Sat. Jan 28th, 2023
Your personal astrophysicist.
Enlarge / Your personal astrophysicist.

Star Talk radio

Podcasts are all the rage. In 2006, only 11 percent of Americans age 12 or older said they’d ever listened to a podcast, but that number grew to 36 percent from last year, according to data from Edison Research. This increase is due in part to the rise of brilliant investigative podcasts, such as Serial of In the Dark, as well as mainstream media podcasts such as The Daily at The New York Times.

At Ars, we love podcasts (we even have one; it’s a podcast on TV). And as the format has become more popular, more people have been inspired to start shows, leading to a lot of specialization, even in my area of ​​interest: space. I’ve listened to many podcasts about astronomy and spaceflight over the past decade, and today I’m sharing some of my favorites to help others with similar interests. Note: This is far from a complete list. I’m sure there are many more excellent ones; the following shows are simply shows that I regularly listen to and enjoy.

Of all the podcasts on this list, Neil deGrasse Tyson’s Star Talk Radio is probably the one most readers know (it ranks 44th on the list of the best iTunes podcasts). The show is an amalgamation of interviews and discussions with celebrity guests (e.g., Bill Nye) about science, as well as shows in which deGrasse Tyson—who calls himself “your personal astrophysicist”—answers astronomy questions directly from listeners. DeGrasse Tyson is an extremely gifted science communicator, and since he often pairs himself with a comic strip, the show often features great humor as well. If there’s a downside, it’s that our personal astrophysicist is a little too enamored with his own genius, and if you’re listening with kids, watch out for the occasional digressions about sex or off-color humor.

Produced by two British space enthusiasts, Matthew Russell and Jamie Franklin, the basic format sees the two hosts rampage in space news all week. They describe their show as putting the “ace” in space, and this gives you a good sense of the pair’s sense of humor, which is often quite good. The show also features guest interviews, both from experts in the field and some people out of left field, including a recent two-part series where they invited a lunar hoaxer to present his evidence that NASA is faking the moon landings. The resulting shows were interesting because they exposed the absolute lack of evidence for this, even from an “expert” in the field. This show is a lot of fun.

Place the ace in space.
Enlarge / Place the ace in space.

Interplanetary Podcast

If Star Talk Radio is all about attracting famous scientists to talk about popular science, Spacepod is much more aimed at people who are more interested in science. The format of the podcast, hosted by California Institute of Technology asteroid scientist Carrie Nugent, is simple: Nugent introduces her guest astronomer, they share a drink of what is often a standard drink, and then spend the next half hour or so discussing the orbiter’s research. guest. For example, you can spend 30 minutes learning all about Cepheid variable stars and why they are important to astronomers. This podcast is highly recommended for those interested in astronomy and the frontlines of modern research.
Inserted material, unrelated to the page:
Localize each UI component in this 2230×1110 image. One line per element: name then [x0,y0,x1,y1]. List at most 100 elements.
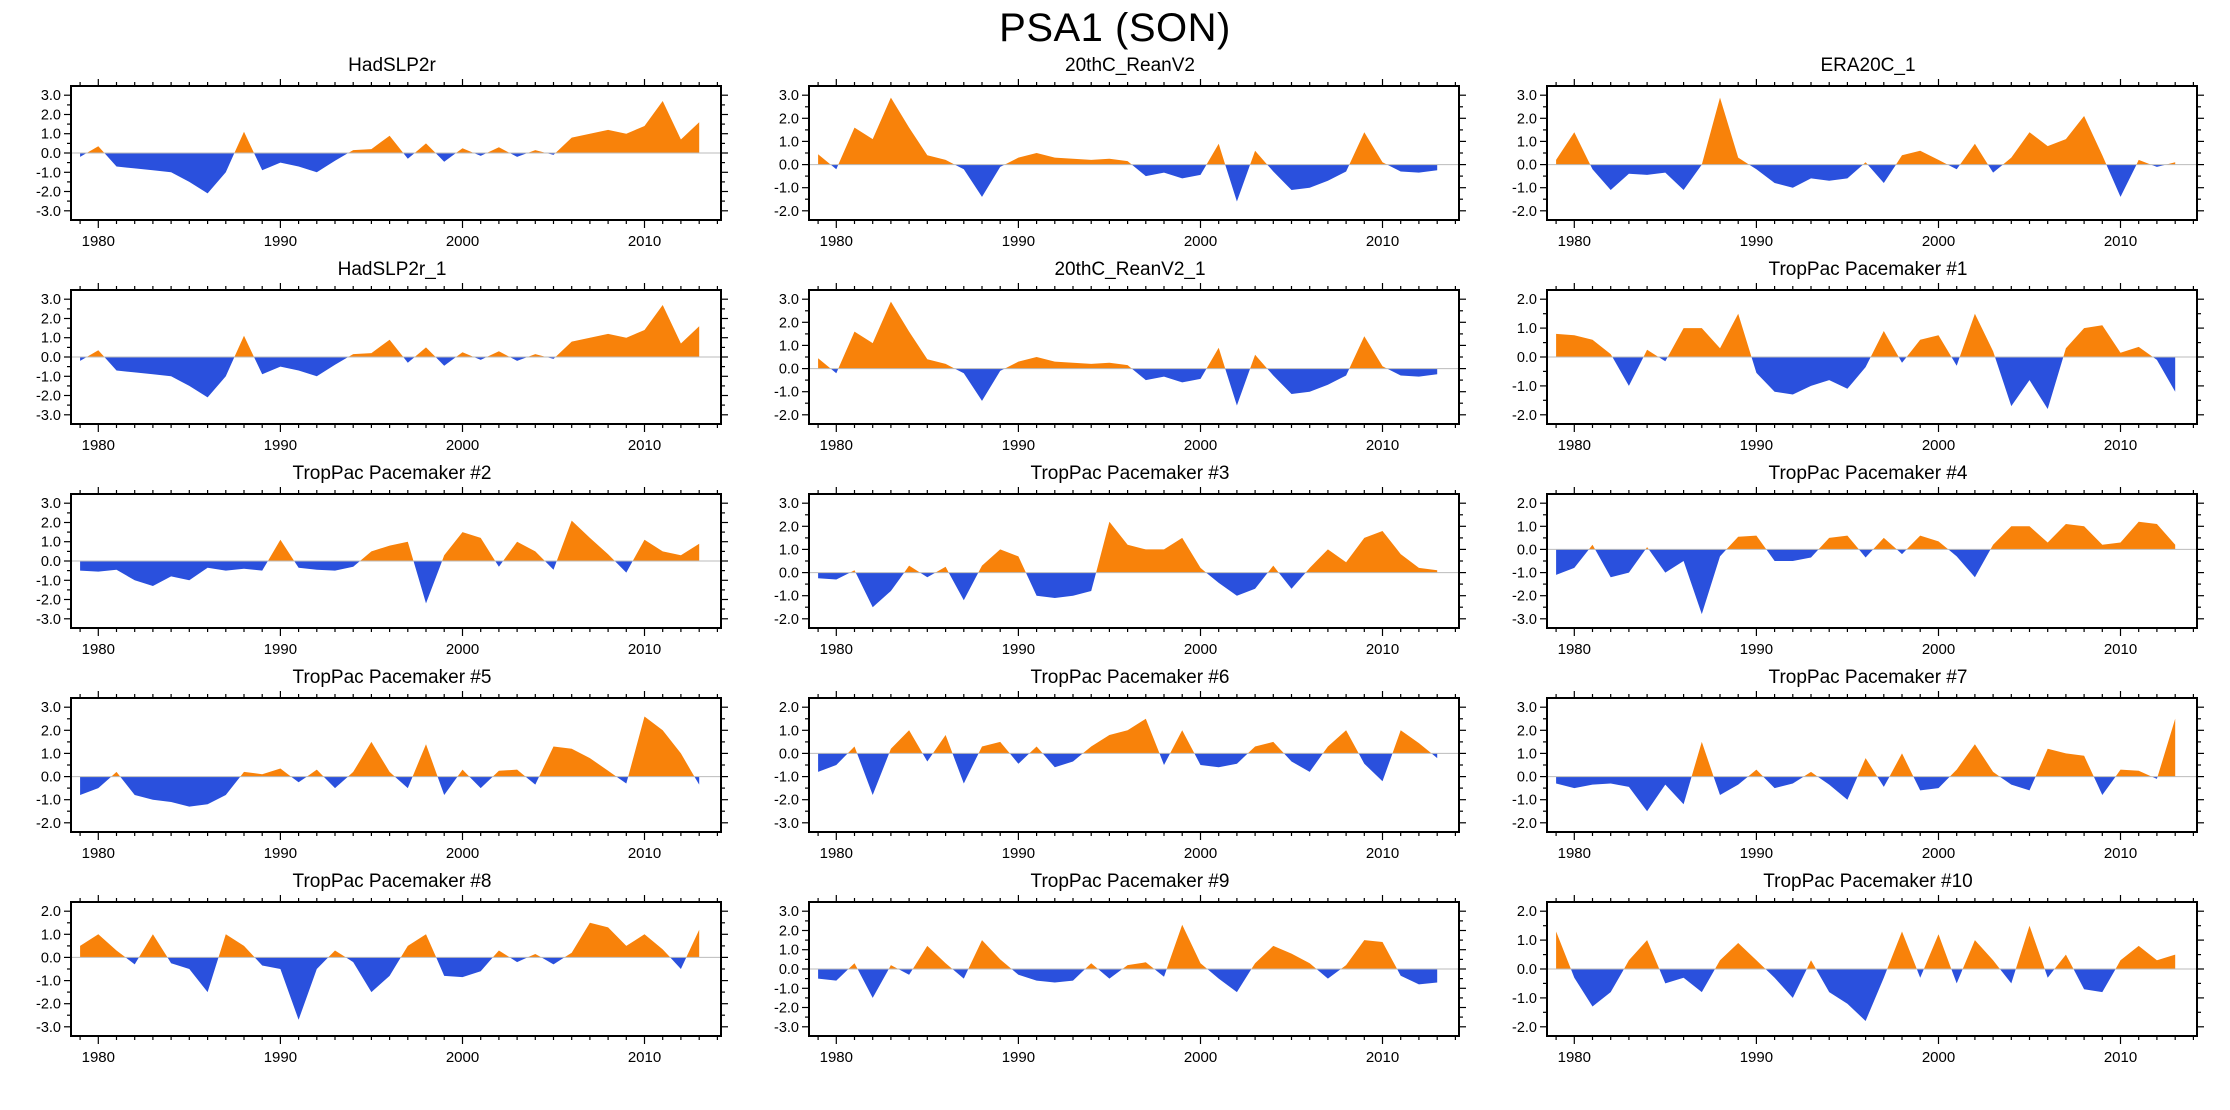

Of all my interests in space, one of the biggest lies is space policy: the politics that underpin the rockets and spacecraft that are built, and how NASA and the private sector plan to use them. It’s a messy, complicated, but endlessly fascinating subject. It’s also one that deftly handles Anthony Colangelo’s Main Engine Cut Off podcast. Anthony’s show is a mix of host monologues, occasional interviews and news ratings. He focuses a lot on space hardware and the politics behind spaceflight, and I often pick up ideas or insights that I hadn’t thought of before. I also like the fact that Colangelo is realistic about spaceflight, and he looks at hypes from both government and industry with skepticism. (Disclaimer: I have appeared on this podcast once).

This is a specialized podcast, as you might imagine, focusing on the exploration of Mars, both by robots and eventually by humans. Hosted by Jake Robins, a Mars enthusiast, the show often features interviews with scientists studying various aspects of Mars, from missions already on the red planet (such as the Curiosity rover) to the types of habitats humans might live in there ( ice house, anyone?) While I’m personally skeptical that people will visit Mars anytime soon, I wholeheartedly support the kind of thoughtful discussions about how to get there, what we might do there, and the psychology of living on another world .

A promo for the We Martians podcast.
Enlarge / A promo for the We Martians podcast.

We Martians

The Space Show has been around so long – it started in 2001 – that it predates the advent of “podcasting” by several years. Dr. Originally a radio show also streamed over the internet, David Livingston has now produced over 2,900 episodes, featuring a number of high profile guests including Neil deGrasse Tyson, Freeman Dyson, Pete Worden, STS-135 astronaut Sandy Magnus and many more. These are long shows, often lasting two hours, allowing for in-depth discussion of the issues and answering questions from guests listening in real time. (Disclaimer: I have appeared on this show twice).